Conte. A voi bastan trecento?
Tonina. Oh che caro sior Conte! Me piase el complimento.
Perchè de prima donna le mie rason ho cesse,
Se vol pregiudicarme anca in tel interesse.
Voggio la paga istessa.
Conte. Ehi signora Tognina,
Li trecento zecchini li prenderà l’Annina.
Tonina. Sia maledetto! almanco lassème che me sfoga.
Conte. Volete o non volete?
Tonina. Bisognerà che i toga.
Conte. Brava, così mi piace. Due sono accomodate. (ad Alì)
Alì. Terza non vorrà star. (al Conte)
Conte. Eh via, non ci pensate.
Son da voi, signorina. (ad Annina)
Annina. Me za so al mi destin,
A far l’ultima part, e per dusent zechin.1
Conte. Questo è il posto e la paga che a voi vien destinata.
Vi piace o non vi piace?
Annina. Cosa volel che diga:
Za ved apertament, ch’è inutil la fadiga,
A farò quel ch’al vol.
Conte. Sentite? Si contenta. (ad Alì)
Per la sua compiacenza, siano dugento e trenta.

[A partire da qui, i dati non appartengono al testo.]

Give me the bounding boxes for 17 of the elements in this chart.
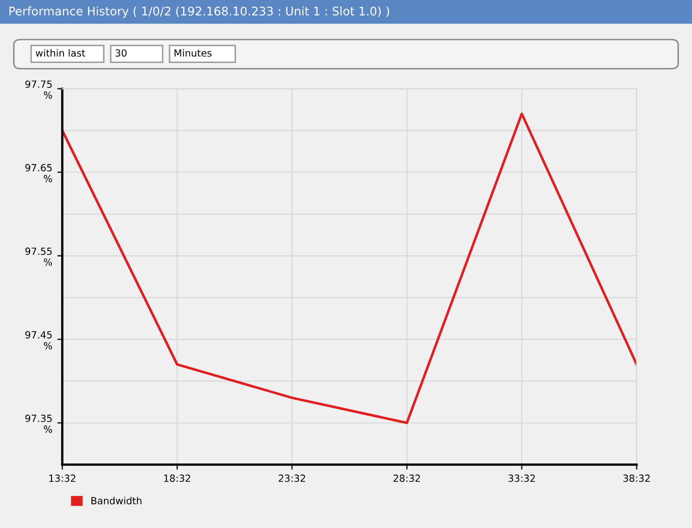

Annina. Grazie alla so buntà.
Lucrezia. Vo’ anch’io l’accrescimento.
Tonina. Anca mi voggio i trenta, a zonta dei tresento.
Lucrezia. È giusto, e li vogliamo.
Tonina. Se no, faremo el diavolo.
Conte. Fate quel che volete, ei non vi cresce un pavolo.
Ecco qui le scritture, son belle e preparate;
Se volete, firmatele, se non vi piace, andate.
Lucrezia. Strillar per trenta ruspi alfin non mette conto,
Noi faccio pel danaro, mi scaldo per l’affronto.
- ↑ L’edizione Savioli aggiunge: È la verità.